In conclusion, frontline nurses experience negative mental states such as tension, anxiety, and fear and need relevant support from society and their families to improve their mental health. Due to the nature of COVID-19, the comprehensive skills of nurses are in relatively high demand; most medical facilities require senior and experienced nurses, and most nurses are female. Our hospital did not receive critical patients, so critical care nurses were not interviewed. Therefore, our sample had certain limitations.

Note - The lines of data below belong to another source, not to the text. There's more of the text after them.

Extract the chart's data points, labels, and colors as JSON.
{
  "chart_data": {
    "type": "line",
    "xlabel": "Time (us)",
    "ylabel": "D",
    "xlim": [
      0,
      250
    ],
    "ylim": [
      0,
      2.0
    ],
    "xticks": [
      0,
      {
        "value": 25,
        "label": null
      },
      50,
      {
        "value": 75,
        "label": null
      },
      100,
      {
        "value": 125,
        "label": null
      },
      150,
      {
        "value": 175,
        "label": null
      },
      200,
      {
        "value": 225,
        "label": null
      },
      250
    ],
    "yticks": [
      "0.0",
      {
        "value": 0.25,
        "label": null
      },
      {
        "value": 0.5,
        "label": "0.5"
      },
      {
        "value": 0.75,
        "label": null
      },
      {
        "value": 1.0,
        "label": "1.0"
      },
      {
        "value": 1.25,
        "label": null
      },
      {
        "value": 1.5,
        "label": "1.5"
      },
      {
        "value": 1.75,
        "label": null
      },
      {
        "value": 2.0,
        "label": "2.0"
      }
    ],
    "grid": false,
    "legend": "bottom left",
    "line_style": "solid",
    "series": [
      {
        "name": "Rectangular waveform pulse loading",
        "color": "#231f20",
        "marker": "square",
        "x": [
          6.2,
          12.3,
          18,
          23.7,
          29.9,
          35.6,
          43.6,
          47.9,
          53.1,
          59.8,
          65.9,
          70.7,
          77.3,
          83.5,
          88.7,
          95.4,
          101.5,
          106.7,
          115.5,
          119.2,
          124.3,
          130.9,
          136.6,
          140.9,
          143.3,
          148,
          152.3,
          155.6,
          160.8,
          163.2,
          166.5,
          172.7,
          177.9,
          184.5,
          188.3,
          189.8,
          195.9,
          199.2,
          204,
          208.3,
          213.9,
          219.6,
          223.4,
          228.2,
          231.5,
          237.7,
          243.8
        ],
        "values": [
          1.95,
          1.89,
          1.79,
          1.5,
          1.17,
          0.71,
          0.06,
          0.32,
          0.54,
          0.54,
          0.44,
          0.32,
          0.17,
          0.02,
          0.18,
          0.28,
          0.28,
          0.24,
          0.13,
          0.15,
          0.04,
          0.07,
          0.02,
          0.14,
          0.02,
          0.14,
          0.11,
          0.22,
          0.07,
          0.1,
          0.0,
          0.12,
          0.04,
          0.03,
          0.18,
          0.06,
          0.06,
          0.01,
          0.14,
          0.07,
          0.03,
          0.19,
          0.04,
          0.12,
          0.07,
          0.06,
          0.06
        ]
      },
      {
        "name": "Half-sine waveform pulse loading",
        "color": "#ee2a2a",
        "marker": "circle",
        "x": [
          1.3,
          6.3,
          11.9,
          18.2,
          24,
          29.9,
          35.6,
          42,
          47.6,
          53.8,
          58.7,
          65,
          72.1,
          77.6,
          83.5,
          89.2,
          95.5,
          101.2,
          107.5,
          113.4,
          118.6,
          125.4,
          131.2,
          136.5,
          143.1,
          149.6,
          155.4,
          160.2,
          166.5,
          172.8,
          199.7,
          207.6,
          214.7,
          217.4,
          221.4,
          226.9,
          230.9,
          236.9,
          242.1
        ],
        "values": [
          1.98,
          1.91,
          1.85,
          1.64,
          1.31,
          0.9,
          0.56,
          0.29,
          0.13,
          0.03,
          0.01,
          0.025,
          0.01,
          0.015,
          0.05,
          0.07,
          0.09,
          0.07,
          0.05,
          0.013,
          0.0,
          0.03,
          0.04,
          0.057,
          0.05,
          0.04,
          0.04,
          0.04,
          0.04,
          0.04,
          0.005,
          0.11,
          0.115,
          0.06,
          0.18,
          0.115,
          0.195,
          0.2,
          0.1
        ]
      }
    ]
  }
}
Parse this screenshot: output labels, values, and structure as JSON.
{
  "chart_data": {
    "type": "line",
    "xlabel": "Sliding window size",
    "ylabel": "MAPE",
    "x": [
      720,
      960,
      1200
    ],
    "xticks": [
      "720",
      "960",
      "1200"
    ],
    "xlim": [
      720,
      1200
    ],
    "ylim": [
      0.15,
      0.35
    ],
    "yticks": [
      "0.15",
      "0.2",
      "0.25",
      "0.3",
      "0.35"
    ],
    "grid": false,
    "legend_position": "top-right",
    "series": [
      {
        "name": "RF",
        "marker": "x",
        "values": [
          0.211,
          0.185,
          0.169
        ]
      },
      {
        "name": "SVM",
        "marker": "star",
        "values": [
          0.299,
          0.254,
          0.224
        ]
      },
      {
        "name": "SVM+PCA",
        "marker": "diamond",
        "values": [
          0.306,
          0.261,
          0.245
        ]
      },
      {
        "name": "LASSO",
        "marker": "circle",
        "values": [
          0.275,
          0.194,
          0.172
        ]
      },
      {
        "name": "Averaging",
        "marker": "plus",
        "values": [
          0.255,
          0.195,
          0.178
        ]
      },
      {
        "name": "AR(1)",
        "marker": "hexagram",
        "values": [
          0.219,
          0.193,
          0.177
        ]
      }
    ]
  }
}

The outcomes of our recent study are expected to have both local and global significance. Locally, they will reduce the incidence of nosocomial infections, save the economy, and improve the satisfaction of hospitalized patients with COVID-19. After targeted interventions, nurses will use a positive attitude and correct protection to minimize the incidence of nosocomial infections. It is conducive to the first-line nurses of similar infectious diseases in the future to treat patients in a positive state, provide patients with better care, and promote patient recovery. Globally, new coronary pneumonia is an infectious disease; this research can solve practical problems and enhance the confidence of all frontline nurses participating in the fight against COVID-19, provide a scientific theoretical basis and reference for the mental health maintenance, nurse scheduling, and management of the first-line nurses of similar infectious diseases in the future.

In conclusion, most frontline nurses in the fight against COVID-19 experience different degrees of psychological pressure. Managers should pay attention to frontline nurses, guide them in a timely manner, and take necessary intervention measures to relieve psychological pressure, adjust their psychological state, benefit their physical and mental health, and reduce the chance of infection.